Lady Vella

Lady Vella
Episode 80



Semua keadaan menjadi tegang apalagi dengan Elsa terus merayu Tirta banyak siswa yang memuji keberanian Elsa yang bisa mendekati Tirta, mereka berharap agar bisa juga diposisi Elsa dan ada juga yang khawatir Tirta akan marah besar karena mengetahui Tirta tidak menyukai orang yang menyentuhnya tanpa seizinnya.


" Kita lihat sebentar lagi singa betina tuan Tirta akan mengeluarkan cakarnya" guman Sandra yang dapat di dengar oleh Tirta dan Rendi.


melihat Elsa berani menggoda Tirta membuatnya tidak peduli ini di sekolah atau pun tempat lain.

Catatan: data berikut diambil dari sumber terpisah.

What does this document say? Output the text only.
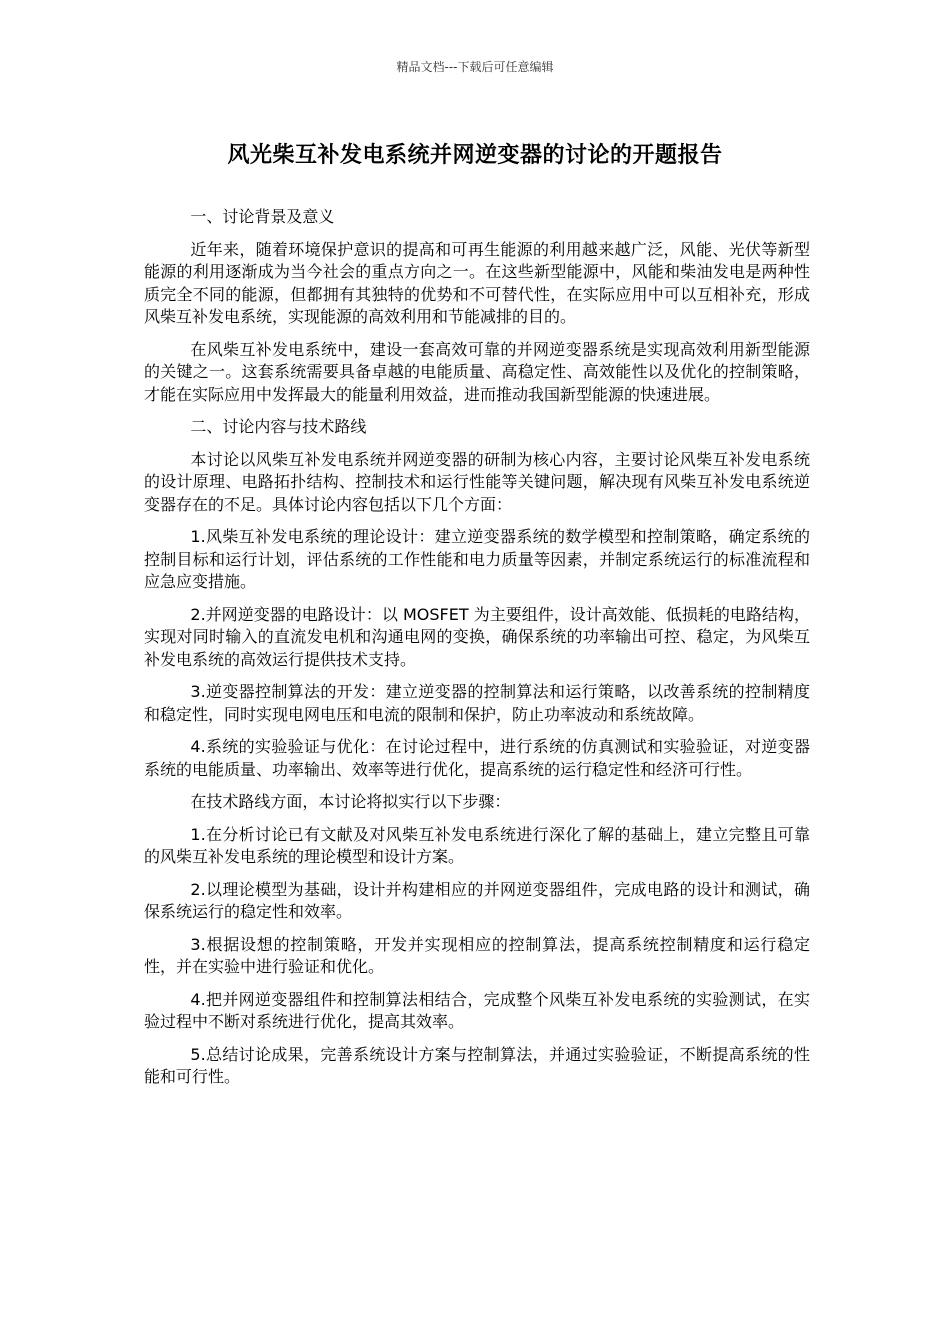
精品文档---下载后可任意编辑
风光柴互补发电系统并网逆变器的讨论的开题报告

一、讨论背景及意义

近年来，随着环境保护意识的提高和可再生能源的利用越来越广泛，风能、光伏等新型能源的利用逐渐成为当今社会的重点方向之一。在这些新型能源中，风能和柴油发电是两种性质完全不同的能源，但都拥有其独特的优势和不可替代性，在实际应用中可以互相补充，形成风柴互补发电系统，实现能源的高效利用和节能减排的目的。

在风柴互补发电系统中，建设一套高效可靠的并网逆变器系统是实现高效利用新型能源的关键之一。这套系统需要具备卓越的电能质量、高稳定性、高效能性以及优化的控制策略，才能在实际应用中发挥最大的能量利用效益，进而推动我国新型能源的快速进展。

二、讨论内容与技术路线

本讨论以风柴互补发电系统并网逆变器的研制为核心内容，主要讨论风柴互补发电系统的设计原理、电路拓扑结构、控制技术和运行性能等关键问题，解决现有风柴互补发电系统逆变器存在的不足。具体讨论内容包括以下几个方面：

1.风柴互补发电系统的理论设计：建立逆变器系统的数学模型和控制策略，确定系统的控制目标和运行计划，评估系统的工作性能和电力质量等因素，并制定系统运行的标准流程和应急应变措施。

2.并网逆变器的电路设计：以 MOSFET 为主要组件，设计高效能、低损耗的电路结构，实现对同时输入的直流发电机和沟通电网的变换，确保系统的功率输出可控、稳定，为风柴互补发电系统的高效运行提供技术支持。

3.逆变器控制算法的开发：建立逆变器的控制算法和运行策略，以改善系统的控制精度和稳定性，同时实现电网电压和电流的限制和保护，防止功率波动和系统故障。

4.系统的实验验证与优化：在讨论过程中，进行系统的仿真测试和实验验证，对逆变器系统的电能质量、功率输出、效率等进行优化，提高系统的运行稳定性和经济可行性。

在技术路线方面，本讨论将拟实行以下步骤：

1.在分析讨论已有文献及对风柴互补发电系统进行深化了解的基础上，建立完整且可靠的风柴互补发电系统的理论模型和设计方案。

2.以理论模型为基础，设计并构建相应的并网逆变器组件，完成电路的设计和测试，确保系统运行的稳定性和效率。

3.根据设想的控制策略，开发并实现相应的控制算法，提高系统控制精度和运行稳定性，并在实验中进行验证和优化。

4.把并网逆变器组件和控制算法相结合，完成整个风柴互补发电系统的实验测试，在实验过程中不断对系统进行优化，提高其效率。

5.总结讨论成果，完善系统设计方案与控制算法，并通过实验验证，不断提高系统的性能和可行性。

Vella menarik nafasnya secara kasar kemudian menatap Tirta dengan tajam beralih pada Elsa yang merayu Tirta, dengan kasar Vella menarik rambut Elsa sampai wajahnya ke atas.


" Aw apa yang kau lakukan, tuan dia menyakitiku" keluh Elsa mmohon pada Tirta. " Jangan pernah kau memanggilnya dengan suaramu itu" Vella semakin kuat menarik hingga Elsa menangis karena kesakitan.


Sandra dan Rendi sudah membubarkan kumpulan siswa di lapangan karena tidak baik bagi mereka menyaksikan hal ini, tinggalah mereka disana ditambah Jessica dan Rara bertahan disana walau mereka takut.


" Kalian yakin tidak pulang" kata Sandra, dia takut jika mereka akan melihat kekejaman Vella. " Kami takkan meninggalkan Elsa sendirian" kata Rara dengan gemetaran ketakutan. Sandra tersenyum dan menanggukan kepalanya.


" Sayang sudah dia kesakitan" kata Tirta, dia takut jika Vella akan bermasalah nantinya, Vella menatap tajam ke arah Tirta sedangkan Elsa tersenyum karena Tirta membelanya.


" Hei kau dengarkan tuan muda membelaku" kata Elsa tersenyum smirk. " Kata siapa aku membelamu aku tak ingin gadisku tangannya kokor hanya karenamu" tunjuk Tirta, membuat Elsa dan kedua temannya terkejut.


" Hahaha kalian sudah dengarkan hubungan Vella dengan tuan Tirta, jadi jangan bermimpi terlalu tinggi" Elsa tertawa melihat wajah terkejutnya mereka bertiga.


" Sayang mari kita pulang hari sudah sore" kata Tirta, Vella memikirkan ucapan Tirta adiknya pasti menunggunya.


Dengan kasar Vella melepas tangannya dari rambut Elsa hingga terjatuh, Jessica dan Rara membantunya berdiri.


Elsa menatap Vella yang sudah jauh dengan kebencian dia takkan melupakan kejadian ini, kemudian mereka pulang.


Dalam mobil Vella masih emosi dengan ulah Elsa membuat suasana dalam mobil tegang.


" Mas kenapa menjemput Vella tidak beritahu dulu, lihat tadi mata para siswi menatapmu dengan nafsu, apalagi gadis gila itu" kata Vella dengan dingin.


Tirta tersenyum melihat Vella marah, Vella membalikan tubuhnya menatap Tirta dengan selidik.


" Kenapa mas tersenyum pasti senang digoda gadis gila itu" kata Vella, Tirta memeluk Vella, Vella berusaha memberontak tapi karena pelukan Tirta sangat kuat jadi Vella diam.


Sandra dan Rendi tak ada berani menanggu mereka berdua di kursi belakang.


" Sayang mas senang karena kamu marah itu tandanya kamu cemburu" kata Tirta, Vella tersenyum dan memukul dada Tirta.


" Oh ya mas, kenapa mas bisa menjemput Vella kemaren mas beritahu Vella tentang kerja sama dengan VK Group, bagaimana dengan hadilnya? " Vella. Sandra hanya menggelengkan kepalanya padahal Vella sudah tahu karena sekretarisnya sudah memberitahunya.


" Gadis nakal kamu baik saja? " Rendi kembali fokus menjalankan mobilnya, Sandra menggelengkan kepalanya Rendi mengelus rambut Sandra dengan tangan kirinya.


" Mas ingin memberitahumu pertama kali kalau kerja sama dengan VK Group berhasil, tapi malah ada kejadian tadi dan membuatmu marah" kata Tirta mencubit hidung Vella.


Taklama mereka sampai di kediaman Vella, Tirta dan Rendi langsung pulang karena lelah atas peristiwa tak terguda.